Oireachtas Joint and Select Committees

Wednesday, 20 September 2017

Joint Oireachtas Committee on the Eighth Amendment of the Constitution

Eighth Amendment of the Constitution: Engagement with Ms Justice Mary Laffoy, Citizens' Assembly

1:30 pm

Photo of Rónán MullenRónán Mullen (Independent) | Oireachtas source

I welcome Ms Justice Laffoy, Ms Finegan and Ms Hynes. Ms Justice Laffoy stressed that, in her view, this was a thorough process and she used the term "neutral expert witnesses". I do not understand, however, why the assembly did not set out to consider how the eighth amendment had contributed to abortion rates in Ireland being significantly lower than most countries or the very obvious reality that thousands of lives have been saved as a result of this amendment and the way it has impacted on our legal system. It did not consider that argument. I did not see that in the work of the assembly and I found it disturbing from the beginning.

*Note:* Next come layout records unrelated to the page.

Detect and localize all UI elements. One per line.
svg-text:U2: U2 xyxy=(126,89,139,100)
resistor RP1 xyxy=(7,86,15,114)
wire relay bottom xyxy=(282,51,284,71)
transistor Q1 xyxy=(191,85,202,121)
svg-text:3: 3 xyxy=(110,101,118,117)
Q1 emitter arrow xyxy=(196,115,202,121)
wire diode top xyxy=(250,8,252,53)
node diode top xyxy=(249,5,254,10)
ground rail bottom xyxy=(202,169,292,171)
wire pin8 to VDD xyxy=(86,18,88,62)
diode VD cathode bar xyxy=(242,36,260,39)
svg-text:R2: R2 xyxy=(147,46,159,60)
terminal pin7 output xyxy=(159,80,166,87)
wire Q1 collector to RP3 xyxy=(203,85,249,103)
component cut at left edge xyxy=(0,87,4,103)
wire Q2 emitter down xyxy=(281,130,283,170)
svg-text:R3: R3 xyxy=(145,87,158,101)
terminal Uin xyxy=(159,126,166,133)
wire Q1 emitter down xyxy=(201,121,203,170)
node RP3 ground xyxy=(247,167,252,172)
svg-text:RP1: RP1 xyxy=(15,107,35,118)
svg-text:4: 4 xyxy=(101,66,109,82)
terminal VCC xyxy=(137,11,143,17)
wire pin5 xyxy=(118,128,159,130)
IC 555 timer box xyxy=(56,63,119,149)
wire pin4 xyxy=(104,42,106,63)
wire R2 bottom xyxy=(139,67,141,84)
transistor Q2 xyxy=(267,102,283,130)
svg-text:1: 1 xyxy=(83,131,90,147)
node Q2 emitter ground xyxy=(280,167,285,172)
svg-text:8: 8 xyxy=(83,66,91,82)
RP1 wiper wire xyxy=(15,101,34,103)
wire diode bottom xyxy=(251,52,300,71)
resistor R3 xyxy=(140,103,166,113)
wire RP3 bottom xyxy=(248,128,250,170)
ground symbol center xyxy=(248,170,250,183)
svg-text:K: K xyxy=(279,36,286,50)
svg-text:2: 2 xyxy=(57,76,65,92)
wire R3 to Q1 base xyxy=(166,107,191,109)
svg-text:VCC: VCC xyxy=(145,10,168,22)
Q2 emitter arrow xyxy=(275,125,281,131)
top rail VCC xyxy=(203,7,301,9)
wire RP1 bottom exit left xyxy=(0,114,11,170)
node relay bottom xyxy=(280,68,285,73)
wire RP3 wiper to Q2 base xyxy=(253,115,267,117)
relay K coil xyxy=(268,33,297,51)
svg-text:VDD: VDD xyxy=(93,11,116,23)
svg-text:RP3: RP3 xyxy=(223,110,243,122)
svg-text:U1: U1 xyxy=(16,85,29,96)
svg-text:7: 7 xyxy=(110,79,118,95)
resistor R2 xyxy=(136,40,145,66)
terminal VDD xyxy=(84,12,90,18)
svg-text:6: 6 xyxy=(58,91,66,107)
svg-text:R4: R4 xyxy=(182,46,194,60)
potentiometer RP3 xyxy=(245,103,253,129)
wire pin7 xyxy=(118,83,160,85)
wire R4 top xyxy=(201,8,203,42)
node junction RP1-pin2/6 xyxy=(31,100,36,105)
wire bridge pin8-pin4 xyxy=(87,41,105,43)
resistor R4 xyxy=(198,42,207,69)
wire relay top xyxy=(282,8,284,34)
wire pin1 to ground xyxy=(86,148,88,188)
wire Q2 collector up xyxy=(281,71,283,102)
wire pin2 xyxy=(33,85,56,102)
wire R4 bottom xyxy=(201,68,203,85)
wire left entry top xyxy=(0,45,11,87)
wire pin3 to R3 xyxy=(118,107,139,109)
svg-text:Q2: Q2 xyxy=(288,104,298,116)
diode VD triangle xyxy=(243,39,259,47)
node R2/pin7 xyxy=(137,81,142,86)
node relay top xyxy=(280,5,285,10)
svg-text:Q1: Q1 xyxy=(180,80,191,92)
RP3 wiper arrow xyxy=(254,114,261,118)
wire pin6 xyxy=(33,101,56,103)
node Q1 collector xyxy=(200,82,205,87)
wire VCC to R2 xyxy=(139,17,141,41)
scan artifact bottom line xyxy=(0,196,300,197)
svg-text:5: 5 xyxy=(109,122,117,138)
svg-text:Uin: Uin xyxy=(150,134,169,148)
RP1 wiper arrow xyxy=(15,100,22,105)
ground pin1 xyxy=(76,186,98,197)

In respect of the neutrality of expert witnesses, there was no significant analysis of how the legalisation of abortion in other jurisdictions - particularly Britain, our nearest neighbour - has led to the, often unforeseen, widening of availability of abortion. One thinks of what Lord Steel would have put on the record. He was instrumental, as Ms Justice Laffoy will know, in the 1967 legislation in Britain. Would Ms Justice Laffoy reconsider bringing in an abortion provider like the British Pregnancy Advisory Service, BPAS, or an abortion-supporting foundation like the Guttmacher Institute instead of getting a neutral scholar to research the issue? Would she agree that those people might be experts but that they are not neutral? Was it not inevitable that they would sanitise matters, either through their coverage of the issue or through their omissions, in some way? For example, there was no detailed analysis of what happens to an unborn baby in the course of a late-term abortion or, indeed, of the dramatic incidents of incomplete late-term abortions, such as have happened in Britain over the years, where children were simply left to die. I did not find that in the thorough process which Ms Justice Laffoy argues took place. I wonder whether there is a real question about how thorough the assembly was and whether the choice of non-neutral experts, such as an abortion provider and an abortion-supporting foundation, contributed to a certain sanitisation of the issues.

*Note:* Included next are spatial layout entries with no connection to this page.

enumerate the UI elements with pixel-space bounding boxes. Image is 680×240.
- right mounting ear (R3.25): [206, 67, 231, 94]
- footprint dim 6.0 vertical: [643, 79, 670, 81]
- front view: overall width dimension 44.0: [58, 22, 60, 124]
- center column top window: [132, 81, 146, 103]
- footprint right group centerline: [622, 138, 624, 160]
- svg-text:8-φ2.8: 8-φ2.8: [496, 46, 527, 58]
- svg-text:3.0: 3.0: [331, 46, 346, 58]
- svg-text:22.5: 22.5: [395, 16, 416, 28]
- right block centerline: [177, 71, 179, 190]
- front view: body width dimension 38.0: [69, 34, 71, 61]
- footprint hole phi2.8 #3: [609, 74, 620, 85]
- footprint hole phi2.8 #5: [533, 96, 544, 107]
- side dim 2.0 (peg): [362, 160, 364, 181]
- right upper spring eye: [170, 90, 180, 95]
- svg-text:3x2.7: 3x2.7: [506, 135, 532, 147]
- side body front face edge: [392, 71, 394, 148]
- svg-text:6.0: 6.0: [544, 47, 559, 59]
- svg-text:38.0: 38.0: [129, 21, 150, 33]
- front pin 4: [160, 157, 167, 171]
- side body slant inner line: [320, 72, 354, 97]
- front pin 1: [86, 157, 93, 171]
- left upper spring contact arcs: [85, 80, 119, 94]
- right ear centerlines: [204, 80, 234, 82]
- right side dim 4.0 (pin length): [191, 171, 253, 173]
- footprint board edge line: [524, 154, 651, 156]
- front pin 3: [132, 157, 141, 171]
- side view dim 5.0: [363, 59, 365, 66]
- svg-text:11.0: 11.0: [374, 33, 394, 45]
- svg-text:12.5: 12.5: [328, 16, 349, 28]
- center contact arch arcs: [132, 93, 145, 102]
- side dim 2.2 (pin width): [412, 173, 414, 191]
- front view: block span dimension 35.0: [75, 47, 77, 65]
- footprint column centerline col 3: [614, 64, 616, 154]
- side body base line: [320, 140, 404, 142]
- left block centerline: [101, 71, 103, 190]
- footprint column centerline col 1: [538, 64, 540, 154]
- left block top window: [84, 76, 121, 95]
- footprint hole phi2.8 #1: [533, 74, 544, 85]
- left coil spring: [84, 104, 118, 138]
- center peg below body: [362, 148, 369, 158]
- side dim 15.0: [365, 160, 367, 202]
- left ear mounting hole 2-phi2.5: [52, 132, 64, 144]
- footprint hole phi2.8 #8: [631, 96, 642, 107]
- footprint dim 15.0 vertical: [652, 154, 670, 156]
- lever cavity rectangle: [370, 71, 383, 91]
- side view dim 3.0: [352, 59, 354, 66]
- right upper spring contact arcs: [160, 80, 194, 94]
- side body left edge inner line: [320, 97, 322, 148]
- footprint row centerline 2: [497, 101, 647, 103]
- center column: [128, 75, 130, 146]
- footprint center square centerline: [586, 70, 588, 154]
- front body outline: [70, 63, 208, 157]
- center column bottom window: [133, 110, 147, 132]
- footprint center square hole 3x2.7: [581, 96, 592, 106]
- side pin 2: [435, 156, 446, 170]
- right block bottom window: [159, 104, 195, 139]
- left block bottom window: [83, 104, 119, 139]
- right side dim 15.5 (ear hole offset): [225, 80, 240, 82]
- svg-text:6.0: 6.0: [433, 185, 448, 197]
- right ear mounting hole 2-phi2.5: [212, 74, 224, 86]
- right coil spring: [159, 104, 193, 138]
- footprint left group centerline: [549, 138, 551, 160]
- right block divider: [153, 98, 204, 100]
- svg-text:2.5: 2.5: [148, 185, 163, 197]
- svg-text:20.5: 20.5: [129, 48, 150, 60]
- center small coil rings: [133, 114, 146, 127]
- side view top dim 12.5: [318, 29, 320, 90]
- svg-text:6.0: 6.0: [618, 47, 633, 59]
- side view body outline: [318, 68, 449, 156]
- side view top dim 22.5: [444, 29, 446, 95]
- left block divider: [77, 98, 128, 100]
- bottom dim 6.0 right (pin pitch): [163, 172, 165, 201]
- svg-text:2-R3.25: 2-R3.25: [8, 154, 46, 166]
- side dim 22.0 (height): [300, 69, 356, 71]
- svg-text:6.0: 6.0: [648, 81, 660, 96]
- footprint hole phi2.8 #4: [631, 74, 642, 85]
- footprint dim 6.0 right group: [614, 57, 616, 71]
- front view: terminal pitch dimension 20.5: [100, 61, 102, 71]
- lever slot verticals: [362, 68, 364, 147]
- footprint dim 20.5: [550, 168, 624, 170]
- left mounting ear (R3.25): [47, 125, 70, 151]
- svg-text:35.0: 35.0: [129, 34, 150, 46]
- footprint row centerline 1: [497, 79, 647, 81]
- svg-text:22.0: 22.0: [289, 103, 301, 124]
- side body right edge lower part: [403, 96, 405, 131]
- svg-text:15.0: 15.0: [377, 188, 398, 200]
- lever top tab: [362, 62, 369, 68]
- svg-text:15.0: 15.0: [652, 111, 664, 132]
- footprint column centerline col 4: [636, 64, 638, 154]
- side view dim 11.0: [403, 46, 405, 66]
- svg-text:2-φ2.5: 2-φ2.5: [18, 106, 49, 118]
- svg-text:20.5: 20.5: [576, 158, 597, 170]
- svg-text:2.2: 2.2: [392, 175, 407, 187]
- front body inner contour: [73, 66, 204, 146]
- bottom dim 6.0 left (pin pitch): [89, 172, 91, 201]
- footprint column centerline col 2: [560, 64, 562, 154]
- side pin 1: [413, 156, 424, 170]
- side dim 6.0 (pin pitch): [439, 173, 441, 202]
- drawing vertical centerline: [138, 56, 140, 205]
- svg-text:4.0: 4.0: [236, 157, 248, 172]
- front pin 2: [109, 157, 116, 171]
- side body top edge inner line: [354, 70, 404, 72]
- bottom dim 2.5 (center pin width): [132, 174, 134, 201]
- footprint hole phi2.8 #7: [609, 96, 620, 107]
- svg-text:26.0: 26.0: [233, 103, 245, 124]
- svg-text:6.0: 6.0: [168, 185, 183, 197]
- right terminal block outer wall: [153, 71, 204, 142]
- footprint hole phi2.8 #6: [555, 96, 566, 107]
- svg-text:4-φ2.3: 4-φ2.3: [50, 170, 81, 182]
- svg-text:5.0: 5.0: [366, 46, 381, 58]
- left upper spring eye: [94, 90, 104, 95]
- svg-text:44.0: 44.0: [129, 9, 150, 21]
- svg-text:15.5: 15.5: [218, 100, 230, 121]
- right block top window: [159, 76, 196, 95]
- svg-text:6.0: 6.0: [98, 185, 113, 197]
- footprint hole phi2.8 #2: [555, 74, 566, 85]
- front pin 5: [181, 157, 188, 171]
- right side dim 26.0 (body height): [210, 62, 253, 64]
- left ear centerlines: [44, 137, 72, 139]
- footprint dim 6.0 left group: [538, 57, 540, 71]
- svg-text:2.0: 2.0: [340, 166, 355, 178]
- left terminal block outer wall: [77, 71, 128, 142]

Finally, I found it disturbing to watch members of the assembly asking the most basic of questions at pretty much the last moment - questions in respect of how a late-term abortion is carried out, for example - before then going on to vote for far-reaching recommendations. Surely such a sad and tragic spectacle did not escape Ms Justice Laffoy's notice. Supplementary to that, is she aware of any lobbying, or any attempts within the group, to encourage other members to take a particular view of the facts? I would be grateful for anything she has to report to us on that. I thank her very much for her time here this afternoon.